After an interesting and engaging lecture with Joaquín Lizano, I have a greater understanding of the Costa Rican mindset, but I am curious to know even more. Sr. Lizano packed a lot in to his lecture today, and there are multiple topics I wish we could’ve discussed in more depth. I have a few questions which I wanted to discuss.
Why are the hierarchies in Costa Rica more flexible than power structures in other Latin American countries?
Sr. Lizano made this statement as a way of differentiating Costa Rica from neighboring countries, but I was curious to know how and why the social structure is more fluid. He commented that one of the reasons is that the universities are affordable which allows lower class students to receive an education and hopefully find a high-paying job. I believe this is true along with the other social programs. Sr. Lizano noted that the government, although not as much in recent years, would provide subsidies for many items like a discount grocery store. They also provide universal healthcare, and these somewhat “socialist” programs are most likely the reason for the movability within the power structure. I find this interesting because when Spain controlled the country they were a part of a feudal system which has a rigid structure and classes. I am curious to know how these socialist ideas and “fluidity” emerged. Also, I’m not sure if I would classify this as movability. In extreme socialism or communism, the goal is to have one class, so that everyone has completely equal opportunity. If these programs are somewhat “socialist,” I believe it’s more of an equaling of classes rather than a fluidity between them.

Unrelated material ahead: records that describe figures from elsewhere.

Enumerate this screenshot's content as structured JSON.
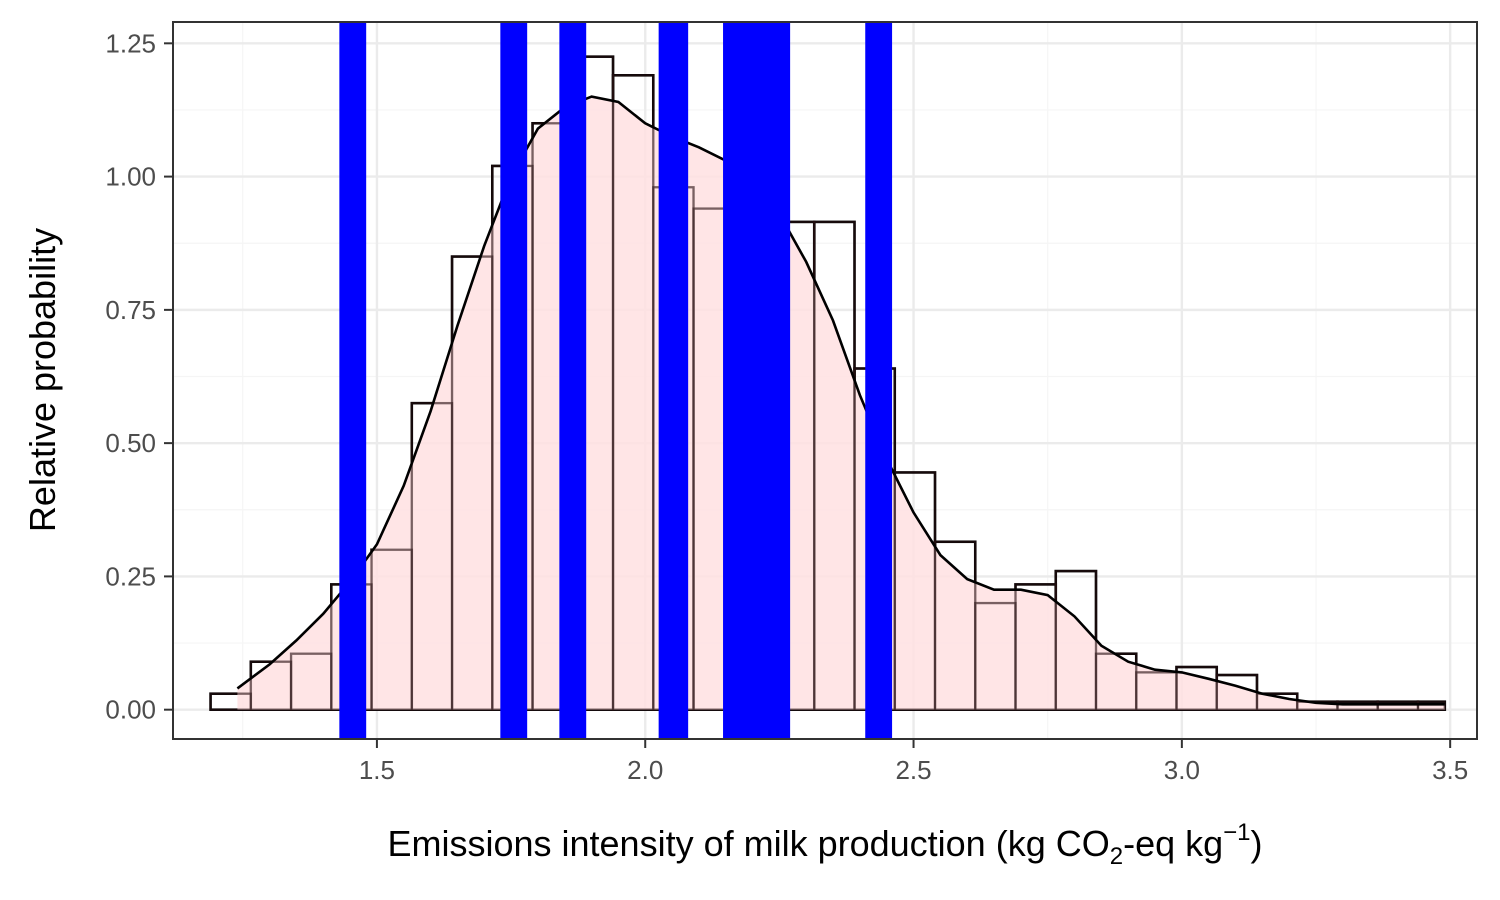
{
  "chart_data": {
    "type": "bar",
    "subtype": "histogram with density curve and vertical bands",
    "xlabel": {
      "main": "Emissions intensity of milk production (kg CO",
      "sub": "2",
      "mid": "-eq kg",
      "sup": "−1",
      "end": ")"
    },
    "ylabel": "Relative probability",
    "xlim": [
      1.12,
      3.55
    ],
    "ylim": [
      -0.055,
      1.29
    ],
    "x_ticks": [
      1.5,
      2.0,
      2.5,
      3.0,
      3.5
    ],
    "x_tick_labels": [
      "1.5",
      "2.0",
      "2.5",
      "3.0",
      "3.5"
    ],
    "y_ticks": [
      0.0,
      0.25,
      0.5,
      0.75,
      1.0,
      1.25
    ],
    "y_tick_labels": [
      "0.00",
      "0.25",
      "0.50",
      "0.75",
      "1.00",
      "1.25"
    ],
    "grid": true,
    "legend": "none",
    "colors": {
      "panel_border": "#333333",
      "grid_major": "#ebebeb",
      "grid_minor": "#f5f5f5",
      "hist_outline": "#000000",
      "density_fill": "#ffe0e2",
      "density_line": "#000000",
      "bands": "#0000ff"
    },
    "histogram": {
      "bin_edges": [
        1.19,
        1.265,
        1.34,
        1.415,
        1.49,
        1.565,
        1.64,
        1.715,
        1.79,
        1.865,
        1.94,
        2.015,
        2.09,
        2.165,
        2.24,
        2.315,
        2.39,
        2.465,
        2.54,
        2.615,
        2.69,
        2.765,
        2.84,
        2.915,
        2.99,
        3.065,
        3.14,
        3.215,
        3.29,
        3.365,
        3.44,
        3.49
      ],
      "values": [
        0.03,
        0.09,
        0.105,
        0.235,
        0.3,
        0.575,
        0.85,
        1.02,
        1.1,
        1.225,
        1.19,
        0.98,
        0.94,
        0.975,
        0.915,
        0.915,
        0.64,
        0.445,
        0.315,
        0.2,
        0.235,
        0.26,
        0.105,
        0.07,
        0.08,
        0.065,
        0.03,
        0.015,
        0.015,
        0.015,
        0.015
      ]
    },
    "density": {
      "x": [
        1.24,
        1.3,
        1.35,
        1.4,
        1.45,
        1.5,
        1.55,
        1.6,
        1.65,
        1.7,
        1.75,
        1.8,
        1.85,
        1.9,
        1.95,
        2.0,
        2.05,
        2.1,
        2.15,
        2.2,
        2.25,
        2.3,
        2.35,
        2.4,
        2.45,
        2.5,
        2.55,
        2.6,
        2.65,
        2.7,
        2.75,
        2.8,
        2.85,
        2.9,
        2.95,
        3.0,
        3.05,
        3.1,
        3.15,
        3.2,
        3.25,
        3.3,
        3.35,
        3.4,
        3.45,
        3.49
      ],
      "y": [
        0.04,
        0.085,
        0.13,
        0.18,
        0.24,
        0.31,
        0.42,
        0.56,
        0.72,
        0.87,
        1.0,
        1.09,
        1.13,
        1.15,
        1.14,
        1.1,
        1.075,
        1.055,
        1.03,
        0.99,
        0.93,
        0.84,
        0.73,
        0.59,
        0.47,
        0.37,
        0.29,
        0.245,
        0.225,
        0.225,
        0.215,
        0.175,
        0.12,
        0.09,
        0.075,
        0.07,
        0.058,
        0.045,
        0.03,
        0.02,
        0.013,
        0.01,
        0.01,
        0.01,
        0.01,
        0.01
      ]
    },
    "bands": [
      {
        "from": 1.43,
        "to": 1.48
      },
      {
        "from": 1.73,
        "to": 1.78
      },
      {
        "from": 1.84,
        "to": 1.89
      },
      {
        "from": 2.025,
        "to": 2.08
      },
      {
        "from": 2.145,
        "to": 2.27
      },
      {
        "from": 2.41,
        "to": 2.46
      }
    ]
  }
}
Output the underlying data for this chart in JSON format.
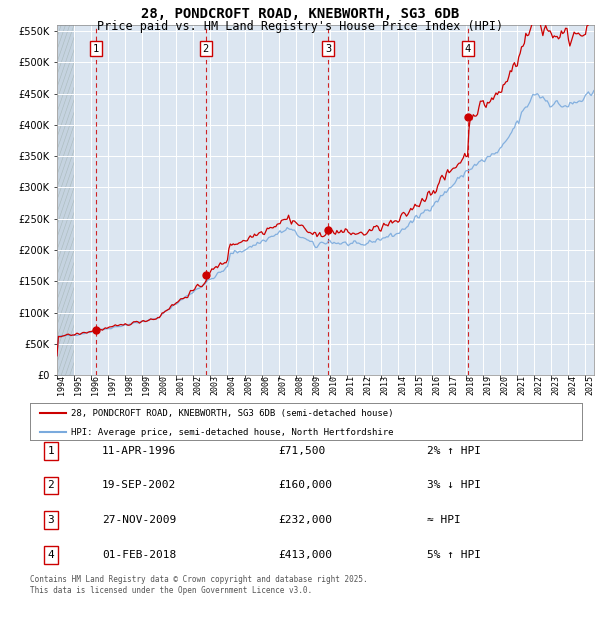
{
  "title": "28, PONDCROFT ROAD, KNEBWORTH, SG3 6DB",
  "subtitle": "Price paid vs. HM Land Registry's House Price Index (HPI)",
  "legend_line1": "28, PONDCROFT ROAD, KNEBWORTH, SG3 6DB (semi-detached house)",
  "legend_line2": "HPI: Average price, semi-detached house, North Hertfordshire",
  "footer": "Contains HM Land Registry data © Crown copyright and database right 2025.\nThis data is licensed under the Open Government Licence v3.0.",
  "sales": [
    {
      "num": 1,
      "date": "11-APR-1996",
      "year": 1996.28,
      "price": 71500,
      "rel": "2% ↑ HPI"
    },
    {
      "num": 2,
      "date": "19-SEP-2002",
      "year": 2002.72,
      "price": 160000,
      "rel": "3% ↓ HPI"
    },
    {
      "num": 3,
      "date": "27-NOV-2009",
      "year": 2009.91,
      "price": 232000,
      "rel": "≈ HPI"
    },
    {
      "num": 4,
      "date": "01-FEB-2018",
      "year": 2018.09,
      "price": 413000,
      "rel": "5% ↑ HPI"
    }
  ],
  "ylim": [
    0,
    560000
  ],
  "xlim_start": 1994.0,
  "xlim_end": 2025.5,
  "background_color": "#dce6f1",
  "red_line_color": "#cc0000",
  "blue_line_color": "#7aaadd",
  "marker_box_color": "#cc0000",
  "title_fontsize": 10,
  "subtitle_fontsize": 8.5
}
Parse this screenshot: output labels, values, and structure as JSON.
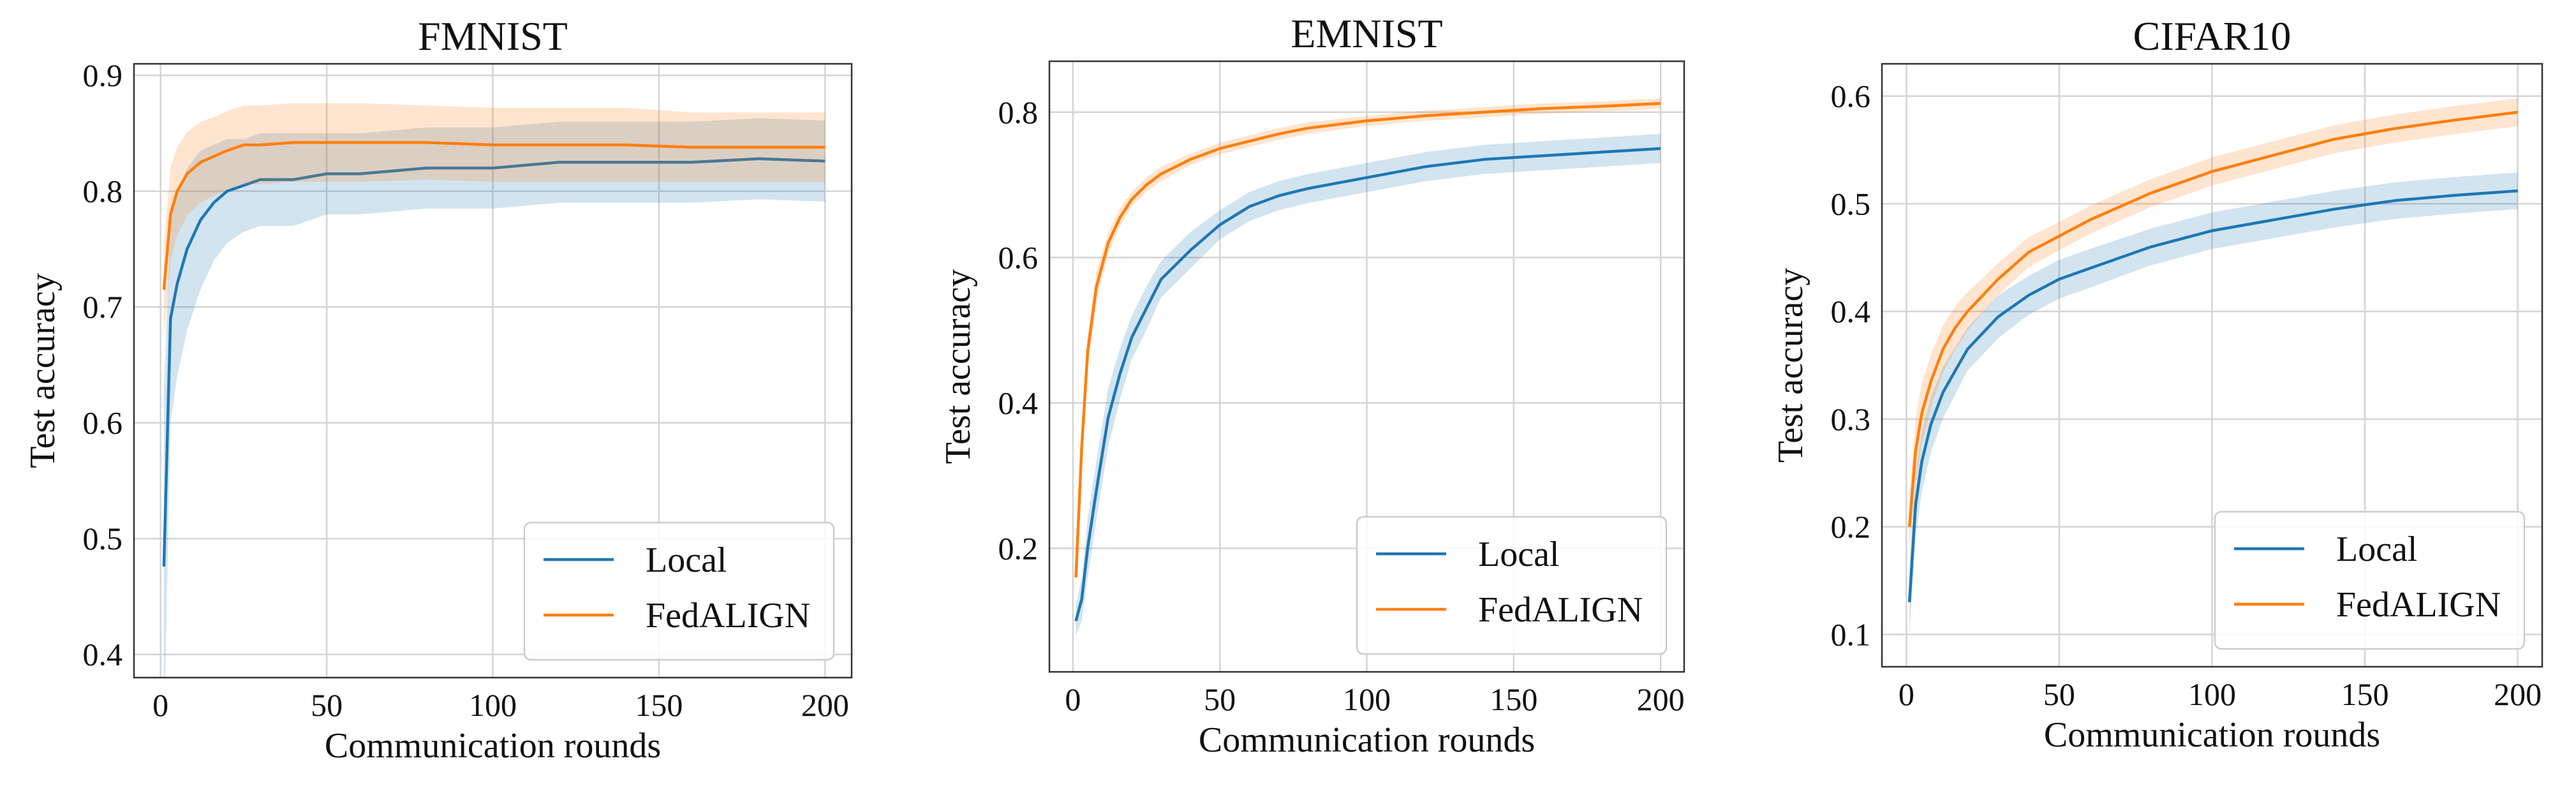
{
  "colors": {
    "local": "#1f77b4",
    "fedalign": "#ff7f0e"
  },
  "chart_data": [
    {
      "type": "line",
      "title": "FMNIST",
      "xlabel": "Communication rounds",
      "ylabel": "Test accuracy",
      "xlim": [
        -8,
        208
      ],
      "ylim": [
        0.38,
        0.91
      ],
      "xticks": [
        0,
        50,
        100,
        150,
        200
      ],
      "xtick_labels": [
        "0",
        "50",
        "100",
        "150",
        "200"
      ],
      "yticks": [
        0.4,
        0.5,
        0.6,
        0.7,
        0.8,
        0.9
      ],
      "ytick_labels": [
        "0.4",
        "0.5",
        "0.6",
        "0.7",
        "0.8",
        "0.9"
      ],
      "grid": true,
      "legend_position": "bottom-right",
      "series": [
        {
          "name": "Local",
          "x": [
            1,
            3,
            5,
            8,
            12,
            16,
            20,
            25,
            30,
            40,
            50,
            60,
            80,
            100,
            120,
            140,
            160,
            180,
            200
          ],
          "y": [
            0.476,
            0.69,
            0.72,
            0.75,
            0.775,
            0.79,
            0.8,
            0.805,
            0.81,
            0.81,
            0.815,
            0.815,
            0.82,
            0.82,
            0.825,
            0.825,
            0.825,
            0.828,
            0.826
          ],
          "band": [
            0.15,
            0.09,
            0.08,
            0.07,
            0.06,
            0.05,
            0.045,
            0.04,
            0.04,
            0.04,
            0.035,
            0.035,
            0.035,
            0.035,
            0.035,
            0.035,
            0.035,
            0.035,
            0.035
          ]
        },
        {
          "name": "FedALIGN",
          "x": [
            1,
            3,
            5,
            8,
            12,
            16,
            20,
            25,
            30,
            40,
            50,
            60,
            80,
            100,
            120,
            140,
            160,
            180,
            200
          ],
          "y": [
            0.715,
            0.78,
            0.8,
            0.815,
            0.825,
            0.83,
            0.835,
            0.84,
            0.84,
            0.842,
            0.842,
            0.842,
            0.842,
            0.84,
            0.84,
            0.84,
            0.838,
            0.838,
            0.838
          ],
          "band": [
            0.04,
            0.04,
            0.038,
            0.036,
            0.035,
            0.034,
            0.034,
            0.034,
            0.034,
            0.034,
            0.034,
            0.034,
            0.032,
            0.032,
            0.032,
            0.032,
            0.03,
            0.03,
            0.03
          ]
        }
      ]
    },
    {
      "type": "line",
      "title": "EMNIST",
      "xlabel": "Communication rounds",
      "ylabel": "Test accuracy",
      "xlim": [
        -8,
        208
      ],
      "ylim": [
        0.03,
        0.87
      ],
      "xticks": [
        0,
        50,
        100,
        150,
        200
      ],
      "xtick_labels": [
        "0",
        "50",
        "100",
        "150",
        "200"
      ],
      "yticks": [
        0.2,
        0.4,
        0.6,
        0.8
      ],
      "ytick_labels": [
        "0.2",
        "0.4",
        "0.6",
        "0.8"
      ],
      "grid": true,
      "legend_position": "bottom-right",
      "series": [
        {
          "name": "Local",
          "x": [
            1,
            3,
            5,
            8,
            12,
            16,
            20,
            25,
            30,
            40,
            50,
            60,
            70,
            80,
            100,
            120,
            140,
            160,
            180,
            200
          ],
          "y": [
            0.1,
            0.13,
            0.2,
            0.28,
            0.38,
            0.44,
            0.49,
            0.53,
            0.57,
            0.61,
            0.645,
            0.67,
            0.685,
            0.695,
            0.71,
            0.725,
            0.735,
            0.74,
            0.745,
            0.75
          ],
          "band": [
            0.02,
            0.03,
            0.04,
            0.04,
            0.04,
            0.035,
            0.03,
            0.03,
            0.025,
            0.025,
            0.02,
            0.02,
            0.02,
            0.02,
            0.02,
            0.02,
            0.02,
            0.02,
            0.02,
            0.02
          ]
        },
        {
          "name": "FedALIGN",
          "x": [
            1,
            3,
            5,
            8,
            12,
            16,
            20,
            25,
            30,
            40,
            50,
            60,
            70,
            80,
            100,
            120,
            140,
            160,
            180,
            200
          ],
          "y": [
            0.16,
            0.34,
            0.47,
            0.56,
            0.62,
            0.655,
            0.68,
            0.7,
            0.715,
            0.735,
            0.75,
            0.76,
            0.77,
            0.778,
            0.788,
            0.795,
            0.8,
            0.805,
            0.808,
            0.812
          ],
          "band": [
            0.02,
            0.03,
            0.025,
            0.02,
            0.015,
            0.012,
            0.01,
            0.01,
            0.01,
            0.008,
            0.008,
            0.008,
            0.008,
            0.008,
            0.007,
            0.007,
            0.007,
            0.007,
            0.007,
            0.007
          ]
        }
      ]
    },
    {
      "type": "line",
      "title": "CIFAR10",
      "xlabel": "Communication rounds",
      "ylabel": "Test accuracy",
      "xlim": [
        -8,
        208
      ],
      "ylim": [
        0.07,
        0.63
      ],
      "xticks": [
        0,
        50,
        100,
        150,
        200
      ],
      "xtick_labels": [
        "0",
        "50",
        "100",
        "150",
        "200"
      ],
      "yticks": [
        0.1,
        0.2,
        0.3,
        0.4,
        0.5,
        0.6
      ],
      "ytick_labels": [
        "0.1",
        "0.2",
        "0.3",
        "0.4",
        "0.5",
        "0.6"
      ],
      "grid": true,
      "legend_position": "bottom-right",
      "series": [
        {
          "name": "Local",
          "x": [
            1,
            3,
            5,
            8,
            12,
            16,
            20,
            25,
            30,
            40,
            50,
            60,
            80,
            100,
            120,
            140,
            160,
            180,
            200
          ],
          "y": [
            0.13,
            0.22,
            0.26,
            0.295,
            0.325,
            0.345,
            0.365,
            0.38,
            0.395,
            0.415,
            0.43,
            0.44,
            0.46,
            0.475,
            0.485,
            0.495,
            0.503,
            0.508,
            0.512
          ],
          "band": [
            0.03,
            0.03,
            0.028,
            0.026,
            0.024,
            0.022,
            0.02,
            0.02,
            0.02,
            0.018,
            0.018,
            0.018,
            0.017,
            0.017,
            0.017,
            0.017,
            0.017,
            0.017,
            0.017
          ]
        },
        {
          "name": "FedALIGN",
          "x": [
            1,
            3,
            5,
            8,
            12,
            16,
            20,
            25,
            30,
            40,
            50,
            60,
            80,
            100,
            120,
            140,
            160,
            180,
            200
          ],
          "y": [
            0.2,
            0.27,
            0.305,
            0.335,
            0.365,
            0.385,
            0.4,
            0.415,
            0.43,
            0.455,
            0.47,
            0.485,
            0.51,
            0.53,
            0.545,
            0.56,
            0.57,
            0.578,
            0.585
          ],
          "band": [
            0.03,
            0.03,
            0.028,
            0.025,
            0.022,
            0.02,
            0.018,
            0.016,
            0.015,
            0.014,
            0.013,
            0.013,
            0.013,
            0.013,
            0.013,
            0.013,
            0.013,
            0.013,
            0.013
          ]
        }
      ]
    }
  ]
}
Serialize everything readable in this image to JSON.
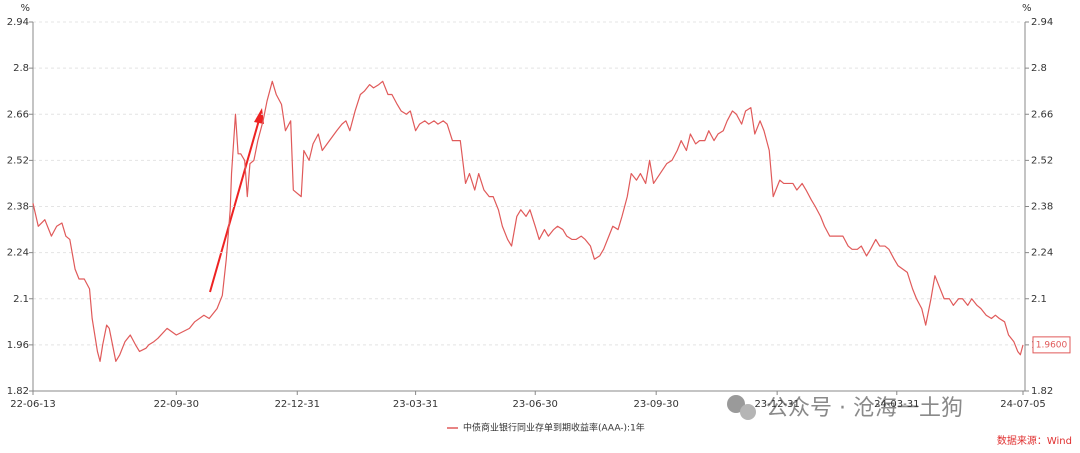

Why is Costa Rica a confessional state?
Costa Rica is the only confessional state in the America’s, and their official religion is Roman Catholicism. After today’s lecture, I realized that this is very hypocritical. I learned that for most of the country’s history the people have not been devout Catholics, and the church has never had much power. Also, around 75% of people identify as Catholic, but only 45% practice the religion. I believe that the only reason Costa Rica is a confessional state is for a certain group of people to have power, and this power comes from not having a separation between church and state. Although Roman Catholicism is the official religion, all other religions are welcome in the country, and religion or the church don’t seem to be a part of the everyday life of the Ticos. Since the country having an official religion doesn’t effect the citizens, the idea for a confessional state must come from someone in power. The joining of these two institutions is a way to gain control, but I don’t know enough about Costa Rica to understand the reasoning. Overall, I believe proclaiming that Costa Rica is a confessional state tells you nothing about the people or their actions.
Why do the Costa Ricans identify as white?
Honestly, what sparked my curiosity most throughout the lecture was when Sr. Lizano stated that Costa Ricans see themselves or identify as white. This sparked questions for me not just about the Ticos but about our world and history as a whole. What is the obsession with having light skin? Why is white the standard? In many countries, darker skinned citizens used to be lower class, and in some countries they were looked down upon. I find this notion scary that there is this power which comes with being white even in Costa Rica. Sr. Lizano mentioned that skin color is some of the reason the Ticos are prejudiced against the Nicaraguans. The only explanation I can think of is that their lighter skin was a way of differentiating themselves from foreigners who came to their country to work on the railroad or for other reasons. This also makes me question what we really mean by white? It’s not a skin color or an ethnicity. White is a color, but somehow society’s around the world have identified it as upper-class or “civilized people” in some sense. This topic fascinates me, and I would love to understand more what “white” means to Ticos and to the world as a whole.